Bearskin is best known for climbing a telephone pole and refusing to come down during the Willis wagon protest on 73rd Street.

That day, she and her friend Wayne Yancy decided to climb onto the top of the pole to make a statement. They had been walking through an alley when they spotted a ladder leading to the pole. They stayed up there most of the day, Bearskin said, until she had to come down to use the restroom.

“He told me I should just do it out in the public. I would do almost anything, but not that. So I came down and walked to the park on the other side of the railroad track. And that’s where they put me in a squadron,” said Bearskin, who is now 70 and lives in Wisconsin Dells.

The following year, Yancy was killed in a car accident near Holly Springs, Miss., where he was working as a Freedom Summer volunteer registering voters.

Robin Washington, a first-grader in 1963, remembered being inside the Board of Education building with his now-deceased mother, Jean Birkenstein Washington, and other protesters. For him, the Willis wagon protests were a way of life.

“My mother was one of the negotiators and planners, and she brought my 9-year-old brother and me with her everywhere. That’s the kind of thing we did as a family,” said Washington, 59, who lives in Duluth, Minn.

For some years, Bearskin lived with the Washington family. Robin Washington recalled a story that his mother often told about Bearskin during the sit-in at the Board of Education.

“An attempt was made to starve us. None of us could go in or out of the building,” Washington said. “But Sibylle managed to slip out through a window and … dropped hamburgers down to us using film from a TV camera.”

In 1979, the U.S. Office for Civil Rights charged that the board had systematically contained black students in overcrowded, segregated schools, primarily through the use of mobile units. That led to the creation of magnet schools and other programs designed to draw students from across the city.

The Willis wagons, however, remained a fixture in the public schools until the 1990s, when many were dismantled because of safety concerns.

Willis wagons were the catalyst for a full-fledged civil rights movement that addressed housing, jobs and other areas of education. Several groups grew out of the movement, including the Coordinating Council of Community Organizations, which led the fight against housing discrimination.

Before long, it drew the attention of King. In 1966, the civil rights leader brought his campaign to Chicago, leading marches and renting an apartment on the West Side to end housing discrimination.

“When King decided he wanted to move to a northern city, he chose Chicago because there was a strong organization in place here,” said McKersie, now a professor emeritus at MIT and author of “A Decisive Decade: An Insider’s View of the Chicago Civil Rights Movement During the 1960s.”

“They had been able to mobilize thousands of people for marches and school boycotts. The demonstrations set the stage for Chicago to be seen as a place where the civil rights movement was organized and making a difference,” he said.

Simpson, who later went to work in investigations for the Illinois Department of Human Rights, said Chicago is facing worse problems more than a half century later.

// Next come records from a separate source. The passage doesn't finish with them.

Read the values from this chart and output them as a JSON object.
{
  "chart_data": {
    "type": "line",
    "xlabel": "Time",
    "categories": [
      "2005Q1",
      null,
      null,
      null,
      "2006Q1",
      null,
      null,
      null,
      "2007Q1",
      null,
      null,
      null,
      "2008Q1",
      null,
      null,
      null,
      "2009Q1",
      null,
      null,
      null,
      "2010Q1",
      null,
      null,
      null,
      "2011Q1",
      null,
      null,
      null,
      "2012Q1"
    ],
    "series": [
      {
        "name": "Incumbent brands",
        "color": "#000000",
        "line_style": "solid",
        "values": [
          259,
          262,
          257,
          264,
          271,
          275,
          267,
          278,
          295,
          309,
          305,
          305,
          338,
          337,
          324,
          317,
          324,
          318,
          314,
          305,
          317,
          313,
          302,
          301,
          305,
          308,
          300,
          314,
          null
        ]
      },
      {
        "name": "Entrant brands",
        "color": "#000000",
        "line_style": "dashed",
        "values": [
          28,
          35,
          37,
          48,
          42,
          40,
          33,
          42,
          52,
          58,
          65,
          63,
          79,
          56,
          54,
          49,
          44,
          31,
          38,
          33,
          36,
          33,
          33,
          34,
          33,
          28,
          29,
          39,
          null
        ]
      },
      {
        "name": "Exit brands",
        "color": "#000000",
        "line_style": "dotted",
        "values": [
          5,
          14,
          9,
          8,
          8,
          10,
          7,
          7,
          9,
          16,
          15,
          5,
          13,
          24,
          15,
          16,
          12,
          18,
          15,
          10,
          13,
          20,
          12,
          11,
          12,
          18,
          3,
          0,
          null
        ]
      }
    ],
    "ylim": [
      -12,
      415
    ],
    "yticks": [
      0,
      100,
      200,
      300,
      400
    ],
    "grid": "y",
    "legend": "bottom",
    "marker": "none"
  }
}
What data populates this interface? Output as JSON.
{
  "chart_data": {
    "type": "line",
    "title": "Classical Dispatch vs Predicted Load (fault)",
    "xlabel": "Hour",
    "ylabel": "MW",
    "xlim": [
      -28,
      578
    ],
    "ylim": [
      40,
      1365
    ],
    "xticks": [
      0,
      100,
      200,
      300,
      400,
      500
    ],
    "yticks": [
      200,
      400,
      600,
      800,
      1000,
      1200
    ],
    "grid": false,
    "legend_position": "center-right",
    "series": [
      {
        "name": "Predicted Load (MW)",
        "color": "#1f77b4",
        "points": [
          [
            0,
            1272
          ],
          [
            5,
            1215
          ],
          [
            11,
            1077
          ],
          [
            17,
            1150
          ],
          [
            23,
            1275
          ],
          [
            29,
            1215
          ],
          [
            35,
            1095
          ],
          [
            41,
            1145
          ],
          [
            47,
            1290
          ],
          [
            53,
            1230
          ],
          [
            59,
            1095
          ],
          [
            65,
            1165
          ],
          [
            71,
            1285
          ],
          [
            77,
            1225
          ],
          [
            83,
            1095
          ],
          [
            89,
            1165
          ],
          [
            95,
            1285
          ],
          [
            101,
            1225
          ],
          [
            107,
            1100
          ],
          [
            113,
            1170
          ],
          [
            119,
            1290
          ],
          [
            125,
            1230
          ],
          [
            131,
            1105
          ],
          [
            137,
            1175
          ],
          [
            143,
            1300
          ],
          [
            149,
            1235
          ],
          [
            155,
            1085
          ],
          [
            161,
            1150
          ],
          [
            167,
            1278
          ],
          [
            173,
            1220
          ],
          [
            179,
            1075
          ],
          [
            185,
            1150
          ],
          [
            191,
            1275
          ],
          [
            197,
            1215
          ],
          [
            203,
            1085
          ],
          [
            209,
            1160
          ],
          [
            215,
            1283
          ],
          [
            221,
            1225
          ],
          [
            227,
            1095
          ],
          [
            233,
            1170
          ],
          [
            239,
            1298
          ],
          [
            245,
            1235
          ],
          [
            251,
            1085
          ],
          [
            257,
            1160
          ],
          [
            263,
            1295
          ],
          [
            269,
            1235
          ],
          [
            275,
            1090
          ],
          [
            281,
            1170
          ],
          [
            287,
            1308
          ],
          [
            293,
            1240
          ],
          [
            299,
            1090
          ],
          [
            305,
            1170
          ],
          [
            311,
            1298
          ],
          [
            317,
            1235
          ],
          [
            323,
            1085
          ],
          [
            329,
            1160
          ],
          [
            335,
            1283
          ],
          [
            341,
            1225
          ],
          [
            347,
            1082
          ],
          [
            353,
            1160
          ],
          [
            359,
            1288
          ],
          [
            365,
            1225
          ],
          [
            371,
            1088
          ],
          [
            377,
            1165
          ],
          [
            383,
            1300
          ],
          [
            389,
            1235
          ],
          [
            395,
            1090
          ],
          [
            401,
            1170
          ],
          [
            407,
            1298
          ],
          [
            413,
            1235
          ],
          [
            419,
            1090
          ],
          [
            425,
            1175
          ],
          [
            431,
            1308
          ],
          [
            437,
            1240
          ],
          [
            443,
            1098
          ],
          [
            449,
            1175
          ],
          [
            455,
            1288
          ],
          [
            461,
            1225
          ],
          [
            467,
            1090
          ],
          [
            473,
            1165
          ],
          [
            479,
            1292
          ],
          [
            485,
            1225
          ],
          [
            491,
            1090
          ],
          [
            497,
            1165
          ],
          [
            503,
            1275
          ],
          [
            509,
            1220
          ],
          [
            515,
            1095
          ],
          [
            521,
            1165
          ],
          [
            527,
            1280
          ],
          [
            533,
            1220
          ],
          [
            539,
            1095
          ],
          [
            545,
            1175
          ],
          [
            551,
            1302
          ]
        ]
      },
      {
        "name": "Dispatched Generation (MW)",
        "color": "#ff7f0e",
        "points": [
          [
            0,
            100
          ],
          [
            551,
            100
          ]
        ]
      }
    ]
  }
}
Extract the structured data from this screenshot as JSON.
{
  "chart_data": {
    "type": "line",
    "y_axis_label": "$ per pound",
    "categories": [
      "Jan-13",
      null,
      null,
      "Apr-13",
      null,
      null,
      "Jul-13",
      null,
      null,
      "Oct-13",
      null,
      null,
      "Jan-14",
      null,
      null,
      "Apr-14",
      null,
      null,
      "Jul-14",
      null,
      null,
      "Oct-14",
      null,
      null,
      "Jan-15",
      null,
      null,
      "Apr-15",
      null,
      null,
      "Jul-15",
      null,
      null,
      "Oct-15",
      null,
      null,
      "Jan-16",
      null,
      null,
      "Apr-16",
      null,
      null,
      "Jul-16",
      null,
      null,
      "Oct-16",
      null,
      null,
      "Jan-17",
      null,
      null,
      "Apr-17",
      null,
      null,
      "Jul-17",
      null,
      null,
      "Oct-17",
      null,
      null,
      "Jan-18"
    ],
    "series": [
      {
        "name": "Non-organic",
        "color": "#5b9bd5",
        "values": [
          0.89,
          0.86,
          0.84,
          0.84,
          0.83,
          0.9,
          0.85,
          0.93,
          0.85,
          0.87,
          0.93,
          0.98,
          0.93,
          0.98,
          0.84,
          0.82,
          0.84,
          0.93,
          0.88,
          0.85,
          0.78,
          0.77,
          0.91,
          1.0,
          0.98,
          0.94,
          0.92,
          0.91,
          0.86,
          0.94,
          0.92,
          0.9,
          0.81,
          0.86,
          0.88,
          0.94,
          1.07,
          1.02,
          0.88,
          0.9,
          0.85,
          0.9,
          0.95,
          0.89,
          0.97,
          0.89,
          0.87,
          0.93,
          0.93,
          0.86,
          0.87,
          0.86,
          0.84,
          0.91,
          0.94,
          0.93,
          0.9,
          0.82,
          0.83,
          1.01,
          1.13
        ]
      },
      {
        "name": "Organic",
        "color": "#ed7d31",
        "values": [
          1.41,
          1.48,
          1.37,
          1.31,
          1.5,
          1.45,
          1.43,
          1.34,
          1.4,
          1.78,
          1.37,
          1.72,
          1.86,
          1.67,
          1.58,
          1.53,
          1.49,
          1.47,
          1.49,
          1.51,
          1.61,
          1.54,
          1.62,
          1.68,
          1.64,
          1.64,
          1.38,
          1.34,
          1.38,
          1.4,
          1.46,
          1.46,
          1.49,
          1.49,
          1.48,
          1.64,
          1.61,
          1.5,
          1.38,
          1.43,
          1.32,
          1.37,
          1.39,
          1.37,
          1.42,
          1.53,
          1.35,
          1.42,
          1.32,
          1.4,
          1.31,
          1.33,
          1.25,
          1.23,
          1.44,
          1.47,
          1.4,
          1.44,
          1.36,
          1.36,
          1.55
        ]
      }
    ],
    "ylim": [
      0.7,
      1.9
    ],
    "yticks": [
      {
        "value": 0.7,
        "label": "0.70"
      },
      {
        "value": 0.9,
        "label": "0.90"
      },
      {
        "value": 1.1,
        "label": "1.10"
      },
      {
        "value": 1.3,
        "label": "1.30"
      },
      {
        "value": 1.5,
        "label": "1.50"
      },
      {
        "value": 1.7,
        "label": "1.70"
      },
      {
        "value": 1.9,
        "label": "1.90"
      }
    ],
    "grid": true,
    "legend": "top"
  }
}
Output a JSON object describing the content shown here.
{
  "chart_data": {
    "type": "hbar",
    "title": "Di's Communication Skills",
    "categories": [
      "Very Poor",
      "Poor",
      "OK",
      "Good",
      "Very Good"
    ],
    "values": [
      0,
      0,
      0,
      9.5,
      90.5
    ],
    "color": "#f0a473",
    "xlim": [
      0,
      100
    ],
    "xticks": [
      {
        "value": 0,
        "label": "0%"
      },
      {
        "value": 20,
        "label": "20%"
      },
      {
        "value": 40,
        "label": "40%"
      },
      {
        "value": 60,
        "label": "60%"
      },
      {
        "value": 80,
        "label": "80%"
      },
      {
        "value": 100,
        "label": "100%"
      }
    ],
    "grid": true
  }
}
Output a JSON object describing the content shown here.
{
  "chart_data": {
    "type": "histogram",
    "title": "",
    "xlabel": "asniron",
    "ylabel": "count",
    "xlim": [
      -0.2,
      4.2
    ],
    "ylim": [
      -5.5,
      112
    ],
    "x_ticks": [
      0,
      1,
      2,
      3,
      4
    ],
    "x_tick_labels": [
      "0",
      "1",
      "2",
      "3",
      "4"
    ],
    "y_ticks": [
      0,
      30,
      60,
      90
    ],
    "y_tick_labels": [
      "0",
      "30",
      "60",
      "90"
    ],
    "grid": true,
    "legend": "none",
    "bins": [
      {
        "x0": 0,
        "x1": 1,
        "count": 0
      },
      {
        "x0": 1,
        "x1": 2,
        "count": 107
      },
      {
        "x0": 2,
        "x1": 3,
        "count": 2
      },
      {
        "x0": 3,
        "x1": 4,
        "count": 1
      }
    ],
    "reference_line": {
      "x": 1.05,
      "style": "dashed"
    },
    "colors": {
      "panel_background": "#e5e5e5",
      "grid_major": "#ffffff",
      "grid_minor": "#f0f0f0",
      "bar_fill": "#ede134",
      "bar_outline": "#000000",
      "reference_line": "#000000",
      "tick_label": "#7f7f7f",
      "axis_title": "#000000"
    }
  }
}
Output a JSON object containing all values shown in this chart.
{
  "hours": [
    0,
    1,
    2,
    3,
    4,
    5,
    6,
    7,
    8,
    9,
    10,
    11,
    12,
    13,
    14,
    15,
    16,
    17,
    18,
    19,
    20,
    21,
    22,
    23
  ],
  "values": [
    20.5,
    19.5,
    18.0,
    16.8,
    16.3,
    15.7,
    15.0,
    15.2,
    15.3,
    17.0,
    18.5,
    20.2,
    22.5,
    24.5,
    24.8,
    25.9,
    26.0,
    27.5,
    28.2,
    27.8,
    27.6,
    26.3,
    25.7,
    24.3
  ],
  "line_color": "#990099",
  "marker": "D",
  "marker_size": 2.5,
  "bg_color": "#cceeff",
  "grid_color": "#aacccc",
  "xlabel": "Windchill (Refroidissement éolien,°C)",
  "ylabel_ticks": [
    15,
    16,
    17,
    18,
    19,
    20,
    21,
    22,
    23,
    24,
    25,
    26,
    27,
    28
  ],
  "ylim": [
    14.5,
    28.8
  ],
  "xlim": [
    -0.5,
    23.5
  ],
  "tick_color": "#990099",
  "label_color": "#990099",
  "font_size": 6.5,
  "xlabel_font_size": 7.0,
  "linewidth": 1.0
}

In 1963, she said, many people were out of jobs, as they are now, and children were paying the price for segregation. The difference, she said, is that parents took charge and stood up for their children.

“The school system is in worse shape today,” Simpson said. “The problems that we have now, the community has to stand up and fight. We have to take control of what is going on. We have the answers. We just have to look to our own communities.”

The story included the wrong name of witness Robin Washington’s mother. His mother’s name was Jean Birkenstein Washington, and the story has been corrected.